Time range [1-3]+[3-6] , we get profit of 120 = 50 + 70.
Example 2:
Input: startTime = [1,2,3,4,6], endTime = [3,5,10,6,9], profit = [20,20,100,70,60]
Output: 150
Explanation: The subset chosen is the first, fourth and fifth job.
Profit obtained 150 = 20 + 70 + 60.
Example 3:
Input: startTime = [1,1,1], endTime = [2,3,4], profit = [5,6,4]
Output: 6
Constraints:
1 <= startTime.length == endTime.length == profit.length <= 5 * 10^4
1 <= startTime[i] < endTime[i] <= 10^9
1 <= profit[i] <= 10^4
Problem Analysis:
This problem should use dynamic programming to solve it. Other methods seemed not easy for it.
As we have all job startTimes. we can iterate jobs by startTime. When iterating, we record the maximum profit at some endTime. Assume currently we iterate ith job, we can get the profit is this job’s profit adding maximum profit at some endTime that before ith job’s startTime. We record this profit if it’s maximum profit of all recorded.
So after iterating, we only record maximum profits at different endTimes. And we can make sure the final maximum profit is at the last recorded endTime.
Solution
class Solution {
public:
int jobScheduling(vector<int>& startTime, vector<int>& endTime, vector<int>& profit) {
vector<array<int, 3>> jobs(startTime.size(), {0, 0, 0});
for (int i = 0; i < startTime.size(); ++i)
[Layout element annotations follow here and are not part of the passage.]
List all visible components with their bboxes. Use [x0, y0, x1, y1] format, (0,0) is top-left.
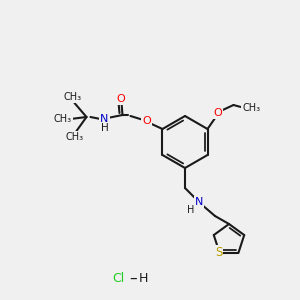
Text: O: O — [142, 116, 151, 126]
Text: O: O — [213, 108, 222, 118]
Text: CH₃: CH₃ — [63, 92, 82, 102]
Text: H: H — [187, 205, 195, 215]
Text: N: N — [195, 197, 203, 207]
Text: H: H — [138, 272, 148, 284]
Text: CH₃: CH₃ — [65, 132, 83, 142]
Text: O: O — [116, 94, 125, 104]
Text: H: H — [100, 123, 108, 133]
Text: CH₃: CH₃ — [53, 114, 71, 124]
Text: S: S — [215, 246, 222, 260]
Text: Cl: Cl — [112, 272, 124, 284]
Text: –: – — [129, 271, 137, 286]
Text: CH₃: CH₃ — [242, 103, 261, 113]
Text: N: N — [100, 114, 109, 124]
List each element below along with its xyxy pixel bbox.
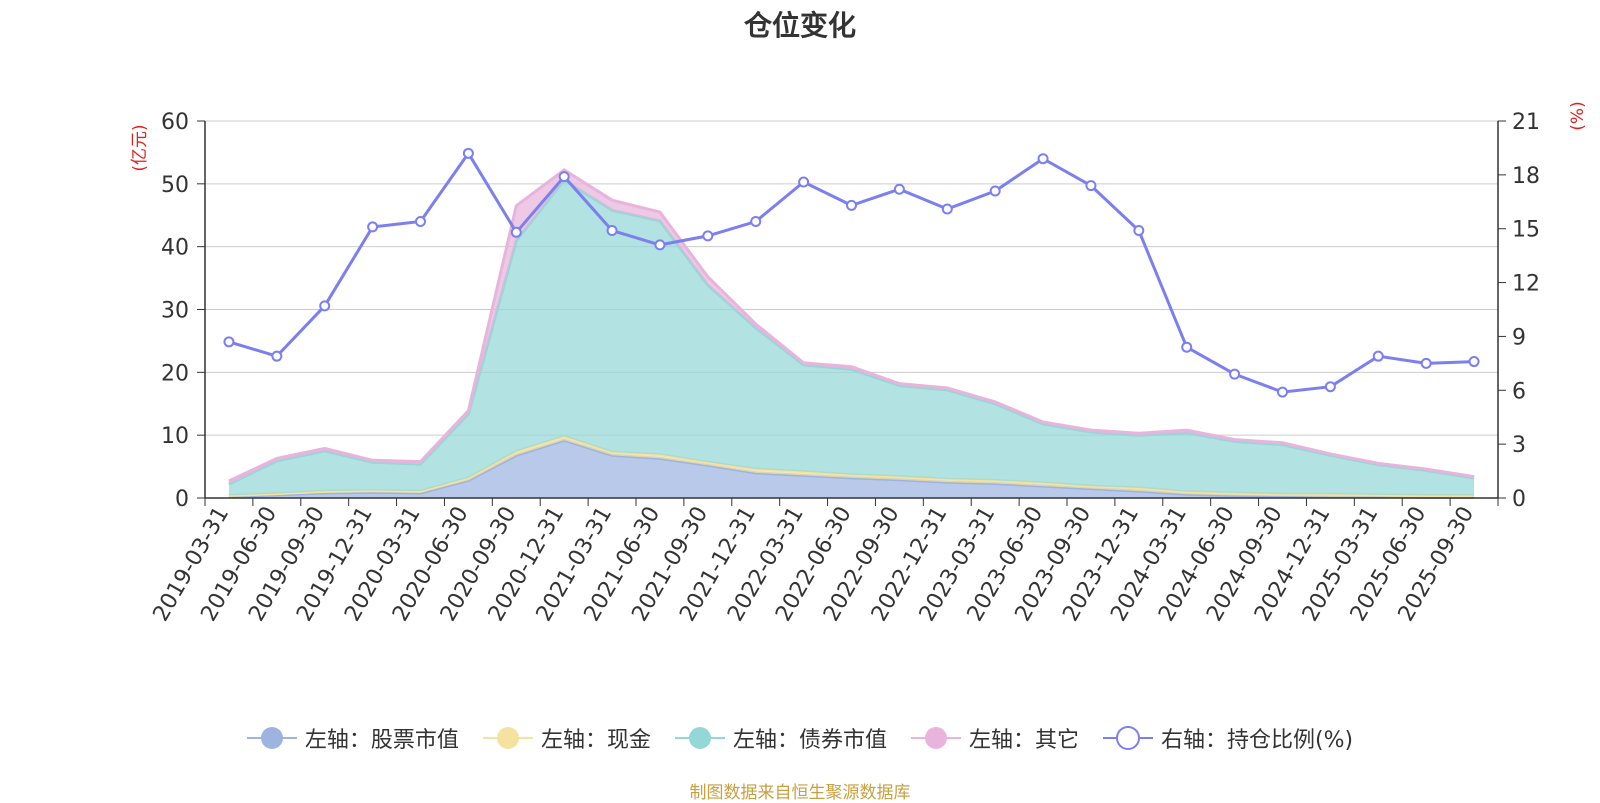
legend-label: 右轴：持仓比例(%) [1160, 728, 1354, 753]
legend-marker-icon [674, 727, 725, 749]
right-tick-label: 12 [1512, 272, 1540, 297]
left-tick-label: 40 [161, 236, 189, 261]
legend-item[interactable]: 左轴：其它 [910, 722, 1079, 754]
legend-label: 左轴：其它 [968, 728, 1079, 753]
legend-marker-icon [1102, 726, 1153, 750]
ratio-point[interactable] [510, 226, 522, 238]
ratio-point[interactable] [654, 239, 666, 251]
ratio-line [223, 147, 1480, 398]
ratio-point[interactable] [846, 199, 857, 211]
ratio-point[interactable] [1085, 180, 1097, 192]
left-tick-label: 60 [161, 110, 189, 135]
legend-label: 左轴：股票市值 [304, 728, 459, 753]
ratio-point[interactable] [702, 230, 714, 242]
ratio-point[interactable] [1037, 153, 1049, 165]
ratio-point[interactable] [223, 336, 235, 348]
ratio-point[interactable] [415, 216, 426, 228]
axes [197, 120, 1506, 506]
ratio-point[interactable] [941, 203, 953, 215]
area-股票市值 [228, 440, 1475, 498]
ratio-point[interactable] [1229, 368, 1241, 380]
ratio-point[interactable] [798, 176, 810, 188]
ratio-line-path [228, 150, 1475, 394]
ratio-point[interactable] [271, 350, 283, 362]
right-axis-unit: (%) [1568, 101, 1588, 130]
legend-marker-icon [482, 727, 533, 749]
ratio-point[interactable] [1181, 341, 1193, 353]
ratio-point[interactable] [606, 225, 618, 237]
chart-title: 仓位变化 [743, 9, 856, 42]
right-tick-label: 3 [1512, 433, 1526, 458]
legend-item[interactable]: 左轴：债券市值 [674, 722, 887, 754]
position-change-chart: 01020304050600369121518212019-03-312019-… [130, 101, 1588, 625]
ratio-point[interactable] [1420, 357, 1432, 369]
legend-marker-icon [910, 727, 961, 749]
ratio-point[interactable] [1372, 350, 1384, 362]
ratio-point[interactable] [558, 171, 570, 183]
ratio-point[interactable] [1133, 225, 1145, 237]
stacked-areas [228, 168, 1475, 499]
ratio-point[interactable] [1324, 381, 1336, 393]
right-tick-label: 0 [1512, 487, 1526, 512]
left-tick-label: 20 [161, 361, 189, 386]
ratio-point[interactable] [367, 221, 379, 233]
left-tick-label: 50 [161, 173, 189, 198]
legend-label: 左轴：债券市值 [732, 728, 887, 753]
ratio-point[interactable] [319, 300, 331, 312]
left-tick-label: 10 [161, 424, 189, 449]
legend-item[interactable]: 左轴：现金 [482, 722, 651, 754]
legend-item[interactable]: 右轴：持仓比例(%) [1102, 722, 1354, 754]
ratio-point[interactable] [1468, 356, 1480, 368]
left-tick-label: 0 [175, 487, 189, 512]
right-tick-label: 15 [1512, 218, 1540, 243]
right-tick-label: 21 [1512, 110, 1540, 135]
legend-marker-icon [246, 727, 297, 749]
ratio-point[interactable] [893, 183, 905, 195]
ratio-point[interactable] [1277, 386, 1288, 398]
legend-item[interactable]: 左轴：股票市值 [246, 722, 459, 754]
left-axis-unit: (亿元) [130, 124, 150, 171]
ratio-point[interactable] [989, 185, 1001, 197]
right-tick-label: 9 [1512, 325, 1526, 350]
area-债券市值 [228, 180, 1475, 496]
area-edge-其它 [228, 168, 1475, 483]
left-tick-label: 30 [161, 299, 189, 324]
source-note: 制图数据来自恒生聚源数据库 [689, 783, 911, 803]
ratio-point[interactable] [750, 216, 762, 228]
right-tick-label: 18 [1512, 164, 1540, 189]
legend-label: 左轴：现金 [540, 728, 651, 753]
ratio-point[interactable] [462, 147, 474, 159]
legend: 左轴：股票市值 左轴：现金 左轴：债券市值 左轴：其它 右轴：持仓比例(%) [0, 718, 1600, 758]
right-tick-label: 6 [1512, 379, 1526, 404]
jobs[i] = {endTime[i], startTime[i], profit[i]};
sort(begin(jobs), end(jobs));
map<int, int> dp = {{0, 0}};
for (auto& job: jobs) {
int current = prev(dp.upper_bound(job[1]))->second + job[2];
if (current > dp.rbegin()->second) dp[job[0]] = current;
}
return dp.rbegin()->second;
}
};
Time complexity is O(nlogn)
Space complexity is O(n)